Настя от этого зрелища тихо, трясущимися губами стала читать псалом:
– Помилуй мя, Боже, по великой милости твоей и по множеству щедрот твоих…
Клара, дрожа всем телом, шептала Насте:
– Сейчас нападут…
Хайреддин нагло и уверенно смотрел на купеческую галеру, не говоря ни слова. Над его головой медленно поднималось красное полотно.
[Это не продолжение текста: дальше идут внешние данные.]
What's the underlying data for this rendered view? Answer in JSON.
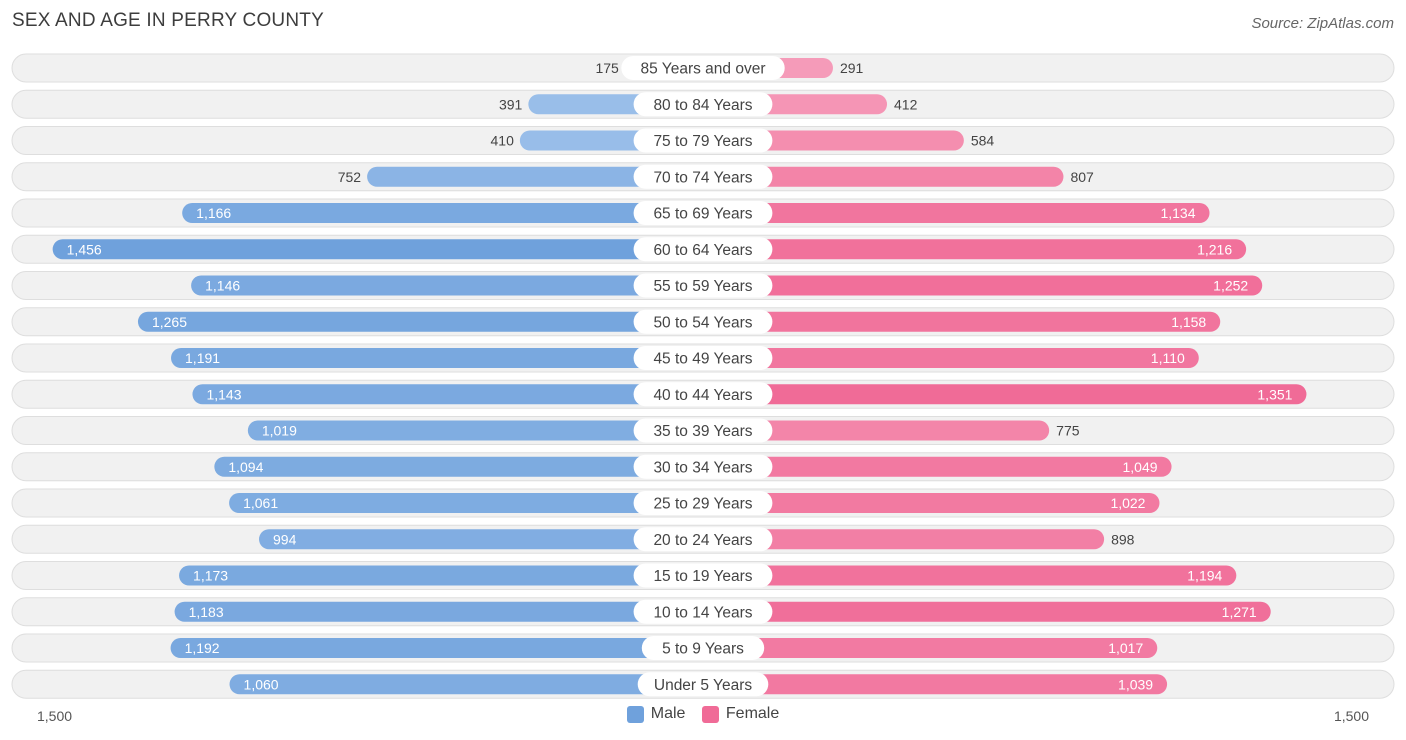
{
  "title": "SEX AND AGE IN PERRY COUNTY",
  "source": "Source: ZipAtlas.com",
  "colors": {
    "male_dark": "#6fa1dc",
    "male_light": "#a8c8ee",
    "female_dark": "#f06b97",
    "female_light": "#f7a8c2",
    "row_bg": "#f1f1f1",
    "row_border": "#dedede"
  },
  "chart_data": {
    "type": "bar",
    "orientation": "horizontal-diverging",
    "title": "SEX AND AGE IN PERRY COUNTY",
    "categories": [
      "85 Years and over",
      "80 to 84 Years",
      "75 to 79 Years",
      "70 to 74 Years",
      "65 to 69 Years",
      "60 to 64 Years",
      "55 to 59 Years",
      "50 to 54 Years",
      "45 to 49 Years",
      "40 to 44 Years",
      "35 to 39 Years",
      "30 to 34 Years",
      "25 to 29 Years",
      "20 to 24 Years",
      "15 to 19 Years",
      "10 to 14 Years",
      "5 to 9 Years",
      "Under 5 Years"
    ],
    "series": [
      {
        "name": "Male",
        "values": [
          175,
          391,
          410,
          752,
          1166,
          1456,
          1146,
          1265,
          1191,
          1143,
          1019,
          1094,
          1061,
          994,
          1173,
          1183,
          1192,
          1060
        ]
      },
      {
        "name": "Female",
        "values": [
          291,
          412,
          584,
          807,
          1134,
          1216,
          1252,
          1158,
          1110,
          1351,
          775,
          1049,
          1022,
          898,
          1194,
          1271,
          1017,
          1039
        ]
      }
    ],
    "xlim": [
      -1500,
      1500
    ],
    "axis_labels": {
      "left": "1,500",
      "right": "1,500"
    },
    "legend": [
      "Male",
      "Female"
    ],
    "legend_position": "bottom-center"
  }
}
Обычно на нем было одно лишь слово: «Сдавайтесь!»
Но теперь к великому удивлению всех, кто на него смотрел, там было написано: «Десять дней и ночей не возьму добычи ни на море, ни на суше, ни от мусульман, ни от неверных, с того дня как до ушей моих донеслась весть про восшествие на престол исламский десятого падишаха Османов».
Все вздохнули с облегчение, хотя страх не отступил сразу: и свободные, и невольники глядели на три пиратских корабля Хайреддина, что тихо шли мимо них.
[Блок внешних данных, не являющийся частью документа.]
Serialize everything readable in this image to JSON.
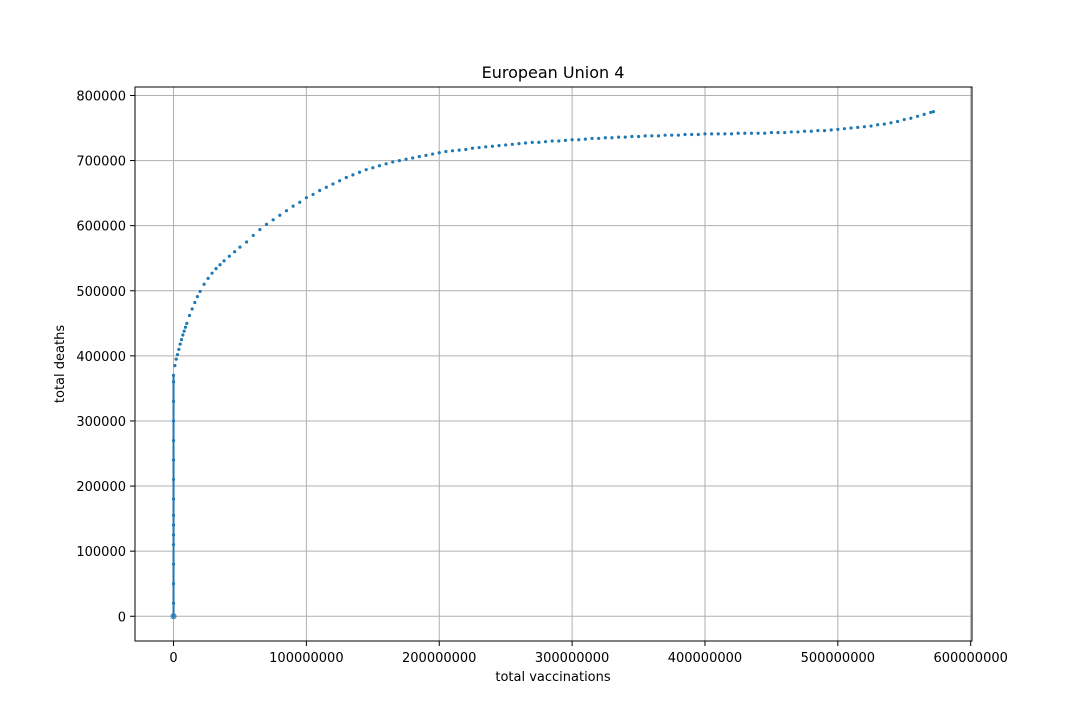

Они почти исчезли в черном пространстве, но страх невольниц только возрос от мысли о скором приезде в город того, кому, пусть даже на десять дней, страшный Хайреддин выразил свое почтение.
Настя побелевшими губами все повторяла: «Помилуй мя, Боже», – теперь уже из страха оказаться в Царьграде – столице халифа.
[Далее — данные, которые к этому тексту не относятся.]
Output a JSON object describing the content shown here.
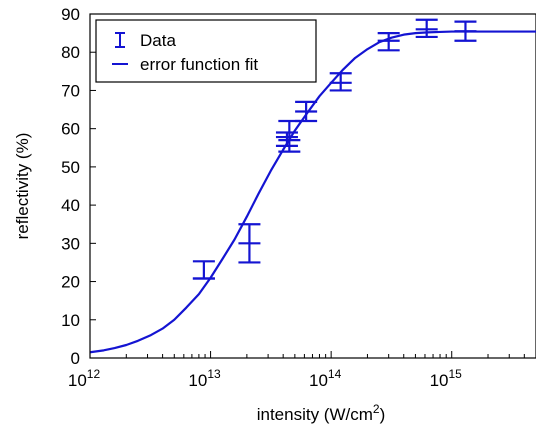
{
  "chart_data": {
    "type": "scatter",
    "title": "",
    "xlabel": "intensity (W/cm",
    "xlabel_sup": "2",
    "xlabel_end": ")",
    "ylabel": "reflectivity (%)",
    "xscale": "log",
    "xlim": [
      1000000000000.0,
      5000000000000000.0
    ],
    "ylim": [
      0,
      90
    ],
    "grid": false,
    "legend_position": "top-left",
    "x_ticks": [
      {
        "value": 1000000000000.0,
        "base": "10",
        "exp": "12"
      },
      {
        "value": 10000000000000.0,
        "base": "10",
        "exp": "13"
      },
      {
        "value": 100000000000000.0,
        "base": "10",
        "exp": "14"
      },
      {
        "value": 1000000000000000.0,
        "base": "10",
        "exp": "15"
      }
    ],
    "y_ticks": [
      "0",
      "10",
      "20",
      "30",
      "40",
      "50",
      "60",
      "70",
      "80",
      "90"
    ],
    "color": "#1414d2",
    "series": [
      {
        "name": "Data",
        "kind": "errorbar",
        "points": [
          {
            "x": 8800000000000.0,
            "y": 20.8,
            "low": 20.8,
            "high": 25.3
          },
          {
            "x": 21000000000000.0,
            "y": 30.0,
            "low": 25.0,
            "high": 35.0
          },
          {
            "x": 43000000000000.0,
            "y": 57.8,
            "low": 55.5,
            "high": 59.0
          },
          {
            "x": 45000000000000.0,
            "y": 57.0,
            "low": 54.0,
            "high": 62.0
          },
          {
            "x": 62000000000000.0,
            "y": 64.5,
            "low": 62.0,
            "high": 67.0
          },
          {
            "x": 120000000000000.0,
            "y": 72.0,
            "low": 70.0,
            "high": 74.5
          },
          {
            "x": 300000000000000.0,
            "y": 83.0,
            "low": 80.5,
            "high": 85.0
          },
          {
            "x": 620000000000000.0,
            "y": 86.0,
            "low": 84.0,
            "high": 88.5
          },
          {
            "x": 1300000000000000.0,
            "y": 85.5,
            "low": 83.0,
            "high": 88.0
          }
        ]
      },
      {
        "name": "error function fit",
        "kind": "line",
        "x": [
          1000000000000.0,
          1300000000000.0,
          1600000000000.0,
          2000000000000.0,
          2500000000000.0,
          3200000000000.0,
          4000000000000.0,
          5000000000000.0,
          6300000000000.0,
          8000000000000.0,
          10000000000000.0,
          12600000000000.0,
          15800000000000.0,
          20000000000000.0,
          25000000000000.0,
          31600000000000.0,
          40000000000000.0,
          50000000000000.0,
          63000000000000.0,
          80000000000000.0,
          100000000000000.0,
          126000000000000.0,
          158000000000000.0,
          200000000000000.0,
          250000000000000.0,
          316000000000000.0,
          400000000000000.0,
          500000000000000.0,
          630000000000000.0,
          800000000000000.0,
          1000000000000000.0,
          1300000000000000.0,
          2000000000000000.0,
          3000000000000000.0,
          5000000000000000.0
        ],
        "y": [
          1.5,
          2.0,
          2.6,
          3.4,
          4.5,
          6.0,
          7.7,
          10.0,
          13.2,
          16.7,
          21.0,
          26.0,
          31.0,
          37.0,
          43.0,
          49.0,
          54.5,
          59.5,
          64.0,
          68.5,
          72.0,
          75.5,
          78.5,
          80.8,
          82.6,
          83.8,
          84.6,
          85.0,
          85.2,
          85.3,
          85.4,
          85.4,
          85.4,
          85.4,
          85.4
        ]
      }
    ]
  }
}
Все невольницы уже Бог весть в который раз рассказывали друг другу, как перед выходом их на пристань закуют их по четверо в цепи, чтобы в толпе ни одна не убежала и не скрылась.
Клара, которая откуда-то подробно знала обо всем, что делают с невольницами, объясняла Насте, что когда вдруг нет цепей, то скорее мужчин свяжут обычной веревкой, чем молодых женщин и девушек.
– Почему? – спросила Настя.
– Я же говорила тебе! Мусульмане говорят, что глупейшая из женщин хитрее самого умного мужа. В конце концов мы в наше время – товар более дорогой, чем сильнейшие из мужчин.
Белые ручки Насти задрожали, а в ее синих глазах появились слезы.
К утру она заснула тревожным сном. И ей приснилось, что на галеру все же напал разбойник Хайреддин на трех кораблях, и что издали налетели маленькие казацкие чайки… И что произошло ожесточенное сражение, и что галера запылала ярким пламенем.
Настя проснулась с криком.
Было еще темно. Лишь глаза ее горели от бессонных ночей. Она села на лежанку и начала дожидаться дня. Рано утром она услышала напряженные возгласы, такие напряженные, что ей показалось, что это ее мать и отец зовут ее:
«Настя! Настя!»
Но это был лишь клин перелетных журавлей, летевших из Малой Азии над Черным морем на Север, в ее родные края. Может, они прощались с ней…
Перед глазами ее встал Рогатин и большие луга над пастбищем, на которых отдыхали журавли.